Qin Bai surveillait ses changements. La moindre hausse de température l'effrayait au point d'appeler immédiatement le médecin.
Tante Zhang le regardait s'agiter, les yeux pleins d'envie.
« Madame Cheng, comment avez-vous élevé un fils si bien ? »
« Non seulement il est beau, mais il est aussi si filial, parle bien, et est diplômé d'une université prestigieuse. »
« Quel genre de fille serait digne de quelqu'un comme lui ? »
Les yeux de Cheng Jing étaient remplis de sourires. Chaque fois qu'elle entendait quelqu'un louer Qin Bai, son cœur se sentait plus doux que du miel.
« Qui sait quel genre de fille il épousera à l'avenir. Tant qu'il l'aime. »
Qin Bai entendit leur conversation, sourit sans parler, et son regard se posa sur les rideaux blanc neige.
« J'aime le blanc parce qu'il me rend heureux. »
En se souvenant du message reçu quelques jours plus tôt, il serra inconsciemment les doigts.
Il ?
Ça ?
Il pensait que Shen Guagua était une personne très soigneuse, mais il s'avéra qu'elle faisait aussi des fautes de frappe.
Même des élèves de primaire ne feraient pas de telles erreurs, d'accord ?
L'un s'emploie pour les animaux ou les objets : *it*.
L'autre pour les personnes…
*Il*.
Qin Bai se leva, un peu agité : « Maman, je vais faire un tour. »
« D'accord, vas-y. Mets ton cache-cou ; il fait froid. »
« Compris. »
L'instant où ses doigts touchèrent le cache-cou bleu foncé, le cœur de Qin Bai se serra.
Après un instant d'hésitation, il ne prit pas le cache-cou et se tourna pour partir.
Marchant sur la neige, l'air glacial mordant remplit ses poumons, éclaircissant son esprit.
Huh !
Qin Bai, Qin Bai, à quoi penses-tu encore ?
C'était clairement une faute de frappe de Shen Guagua ; pourquoi t'embarques-tu dedans ?
Quelle époque est-ce ? Les alliances matrimoniales sont presque synonymes de mariages de convenance.
D'ailleurs, ce mariage n'existe pas.
Peut-être le savait-elle dès le début et ne vint-elle que pour s'amuser avec toi par ennui.
Sois réaliste.
La disparité de statut détermine l'issue de cette affaire.
Indigne est indigne.
…
Dans la villa de la famille Shen.
« Papa, pourquoi ? »
« Pourquoi quoi ? »
Shen Mu regarda sa fille avec surprise ; il ne s'attendait pas à ce qu'elle pose une telle question.

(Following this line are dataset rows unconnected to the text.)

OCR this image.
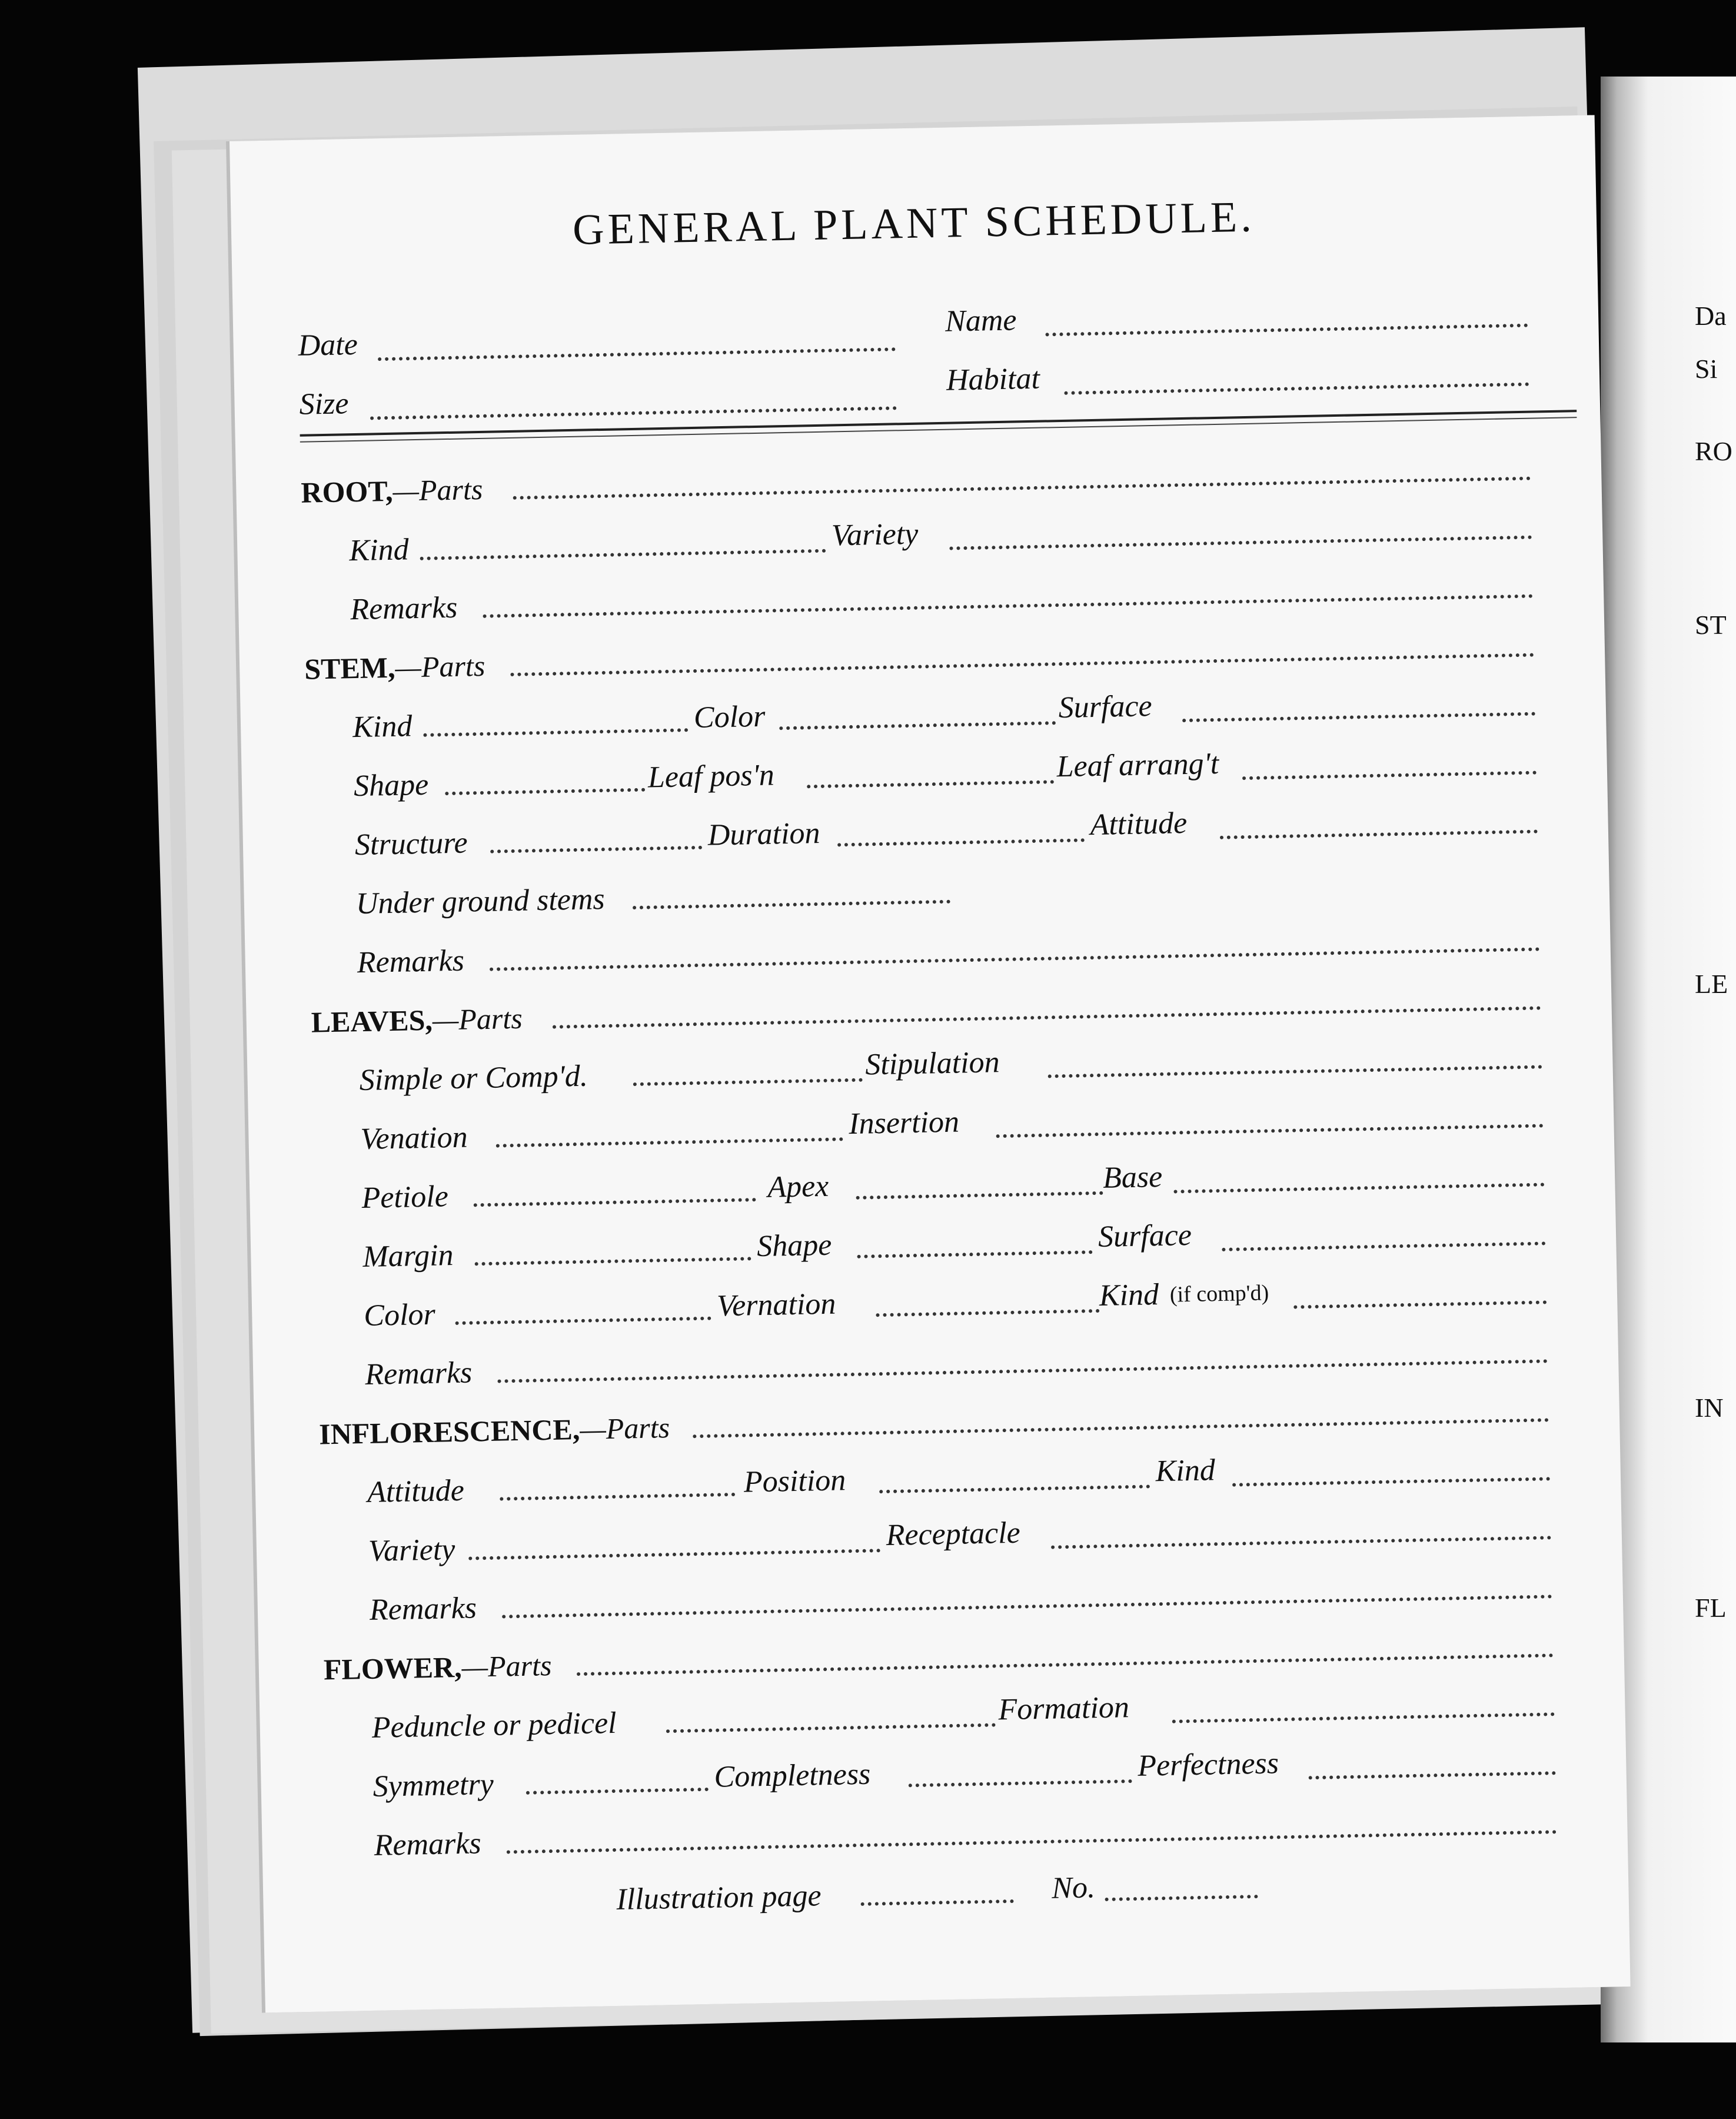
Da
Si
RO
ST
LE
IN
FL
GENERAL PLANT SCHEDULE.
Date
Name
Size
Habitat
ROOT,—Parts
Kind	Variety
Remarks
STEM,—Parts
Kind	Color	Surface
Shape	Leaf pos'n	Leaf arrang't
Structure	Duration	Attitude
Under ground stems
Remarks
LEAVES,—Parts
Simple or Comp'd.	Stipulation
Venation	Insertion
Petiole	Apex	Base
Margin	Shape	Surface
Color	Vernation	Kind (if comp'd)
Remarks
INFLORESCENCE,—Parts
Attitude	Position	Kind
Variety	Receptacle
Remarks
FLOWER,—Parts
Peduncle or pedicel	Formation
Symmetry	Completness	Perfectness
Remarks
Illustration page	No.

« Pourquoi ne pouvons-nous pas nous fiancer ? »
Les doigts de Shen Muyu se serrèrent fort.
Elle ne comprenait pas pourquoi. Ils s'étaient mis d'accord que tant qu'elle interagirait avec Qin Bai un moment et trouverait cela convenable, elles pourraient se fiancer.
Inattendu, Shen Mu rejeta l'idée catégoriquement.
« Aucune raison. Ça ne se fera pas. » Shen Mu agita la main avec impatience.
« Pourquoi pas ? »
Le regard de Shen Muyu était obstiné.
« Tu ne peux pas me comprendre ? Retourne dans ta chambre ; je n'ai pas à m'expliquer devant toi. »
Le visage de Shen Mu était extrêmement sombre. Pour la première fois, il sentit que sa dignité de père était remise en cause.
« Pourquoi ? »
Une voix froide parvint aux oreilles de Shen Mu. Voyant le regard fixe de sa fille, sa colère monta.
« Je te donne une dernière chance. Retourne dans ta chambre maintenant, et je ferai comme si de rien n'était. »
« Pourquoi… »
Paf !
Un bruit net retentit, et Shen Muyu s'effondra au sol, une marque de main nette sur le visage.